Defeating 182 students from 91 schools from across the city, Anish Roy and G.S. Vishnu won the city finale of the 17th National Spellinc Competition - an inter-school spelling contest organised by Linc Pen and Plastics - at Michael John Auditorium in Bistupur on Thursday.

This was the third time Spellinc, which covers 11 cities with over 600 schools and 6.5 lakh students in Classes VIII-X, was organised in Jamshedpur.

Six teams, comprising two students each, from Little Flower School, Hill Top School, Loyola School, Jusco School South Park, Vidya Bharati Chinmaya Vidyalaya and JH Tarapore School qualified for the city finals, clearing a preliminary round of spellings and anagrams.

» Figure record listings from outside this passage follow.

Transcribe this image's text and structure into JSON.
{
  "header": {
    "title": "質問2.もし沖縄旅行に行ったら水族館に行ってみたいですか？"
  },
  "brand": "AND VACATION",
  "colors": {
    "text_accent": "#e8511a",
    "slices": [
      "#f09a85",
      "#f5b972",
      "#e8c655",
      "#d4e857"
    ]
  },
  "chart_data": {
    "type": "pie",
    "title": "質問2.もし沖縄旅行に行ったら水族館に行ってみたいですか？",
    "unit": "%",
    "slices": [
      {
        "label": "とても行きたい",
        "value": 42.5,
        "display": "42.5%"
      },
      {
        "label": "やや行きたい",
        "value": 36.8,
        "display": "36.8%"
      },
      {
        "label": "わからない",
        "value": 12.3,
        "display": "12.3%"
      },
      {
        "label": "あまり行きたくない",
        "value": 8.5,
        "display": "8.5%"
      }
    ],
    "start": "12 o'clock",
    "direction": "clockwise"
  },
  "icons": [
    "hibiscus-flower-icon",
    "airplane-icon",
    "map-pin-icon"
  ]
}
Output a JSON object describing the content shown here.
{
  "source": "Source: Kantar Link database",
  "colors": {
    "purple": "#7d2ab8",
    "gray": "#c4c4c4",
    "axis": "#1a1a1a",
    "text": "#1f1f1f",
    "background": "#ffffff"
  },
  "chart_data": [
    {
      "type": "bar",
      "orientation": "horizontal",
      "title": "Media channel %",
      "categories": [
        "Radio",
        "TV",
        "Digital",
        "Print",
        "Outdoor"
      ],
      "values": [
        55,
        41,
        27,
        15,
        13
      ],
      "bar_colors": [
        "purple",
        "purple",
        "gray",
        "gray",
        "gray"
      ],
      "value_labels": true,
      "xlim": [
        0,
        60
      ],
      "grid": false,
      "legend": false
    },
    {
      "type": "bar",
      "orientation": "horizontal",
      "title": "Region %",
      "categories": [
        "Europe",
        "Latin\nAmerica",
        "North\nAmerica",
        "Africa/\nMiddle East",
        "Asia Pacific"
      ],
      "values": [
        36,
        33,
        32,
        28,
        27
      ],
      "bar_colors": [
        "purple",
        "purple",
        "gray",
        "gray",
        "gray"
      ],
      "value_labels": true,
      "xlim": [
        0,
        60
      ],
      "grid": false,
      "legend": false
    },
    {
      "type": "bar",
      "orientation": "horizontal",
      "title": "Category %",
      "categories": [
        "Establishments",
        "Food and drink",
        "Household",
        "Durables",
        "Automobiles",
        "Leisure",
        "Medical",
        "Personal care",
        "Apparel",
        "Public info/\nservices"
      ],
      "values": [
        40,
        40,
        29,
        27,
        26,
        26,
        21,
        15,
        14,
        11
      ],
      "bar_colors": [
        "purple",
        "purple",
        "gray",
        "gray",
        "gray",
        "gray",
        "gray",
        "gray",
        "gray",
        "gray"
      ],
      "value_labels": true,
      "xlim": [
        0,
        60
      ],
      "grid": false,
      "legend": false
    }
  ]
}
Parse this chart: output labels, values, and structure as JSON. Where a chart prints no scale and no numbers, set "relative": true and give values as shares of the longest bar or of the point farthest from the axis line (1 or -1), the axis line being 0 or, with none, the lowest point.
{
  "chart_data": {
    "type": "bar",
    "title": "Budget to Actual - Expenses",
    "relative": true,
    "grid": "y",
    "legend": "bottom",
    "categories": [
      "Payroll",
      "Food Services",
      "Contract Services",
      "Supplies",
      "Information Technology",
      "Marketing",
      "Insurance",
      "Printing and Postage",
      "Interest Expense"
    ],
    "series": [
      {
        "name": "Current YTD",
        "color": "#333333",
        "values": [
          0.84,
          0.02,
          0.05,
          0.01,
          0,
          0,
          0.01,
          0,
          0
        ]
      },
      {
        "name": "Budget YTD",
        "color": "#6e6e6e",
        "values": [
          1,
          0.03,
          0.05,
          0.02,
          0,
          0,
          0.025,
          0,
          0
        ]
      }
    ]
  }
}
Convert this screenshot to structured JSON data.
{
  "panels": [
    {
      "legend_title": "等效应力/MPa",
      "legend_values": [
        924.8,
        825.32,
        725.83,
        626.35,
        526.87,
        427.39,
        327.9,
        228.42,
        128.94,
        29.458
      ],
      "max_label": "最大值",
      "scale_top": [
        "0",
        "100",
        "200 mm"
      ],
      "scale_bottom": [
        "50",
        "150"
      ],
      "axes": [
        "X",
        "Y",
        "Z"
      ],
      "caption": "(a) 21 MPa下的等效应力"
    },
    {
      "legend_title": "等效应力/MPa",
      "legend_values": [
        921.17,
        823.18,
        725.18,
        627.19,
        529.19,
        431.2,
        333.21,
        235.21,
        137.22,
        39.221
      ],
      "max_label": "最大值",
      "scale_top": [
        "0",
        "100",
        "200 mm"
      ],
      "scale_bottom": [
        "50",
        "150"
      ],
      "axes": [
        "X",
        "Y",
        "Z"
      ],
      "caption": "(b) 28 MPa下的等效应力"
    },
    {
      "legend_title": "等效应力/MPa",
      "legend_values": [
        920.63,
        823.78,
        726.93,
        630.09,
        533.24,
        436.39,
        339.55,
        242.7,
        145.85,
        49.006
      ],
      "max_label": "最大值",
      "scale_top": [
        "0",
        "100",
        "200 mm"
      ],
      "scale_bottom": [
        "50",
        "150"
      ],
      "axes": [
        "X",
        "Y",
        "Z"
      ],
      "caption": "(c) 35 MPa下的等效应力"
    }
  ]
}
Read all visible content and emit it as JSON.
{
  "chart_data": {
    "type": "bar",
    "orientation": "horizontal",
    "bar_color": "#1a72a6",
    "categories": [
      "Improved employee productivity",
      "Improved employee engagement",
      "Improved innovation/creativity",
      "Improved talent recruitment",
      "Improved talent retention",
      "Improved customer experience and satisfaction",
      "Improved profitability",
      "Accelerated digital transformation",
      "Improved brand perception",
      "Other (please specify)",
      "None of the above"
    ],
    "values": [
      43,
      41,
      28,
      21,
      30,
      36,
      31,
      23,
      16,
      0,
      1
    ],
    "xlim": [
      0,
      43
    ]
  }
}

The final comprised six rounds - rapid fire, direct spelling, anagram, crossword, making words and picking the right word out of given choices.

Little Flower School will now compete in the nationals along with other city winners in Calcutta on May 14.

Anish and Vishnu together received a gift cheque of Rs 10,000, Kindle e-books and gift hampers worth Rs 5,000 each. First runner-up Hill Top received Kindle e-books and gift hampers worth Rs 5,000 each while second runner-up Loyola received the gift hampers only.

Organiser Ajay Agarwal said Spellinc promoted the habit of reading and writing as words were the basic foundation of any text. "We have kept the registration free. Also, we try to make it interesting so that more students can participate and understand the importance of spellings," said Agarwal, CEO of Infinity Events, Calcutta, which organised the contest in Jamshedpur.

Winner Vishnu said it was a great learning experience. "We never imagined that we would beat so many students. I am feeling excited. It was fabulous. We looked at spellings from a different angle, which helped us spell them correctly. But, it is just half the battle won. We have to prepare for the national-level competition now," the boy added.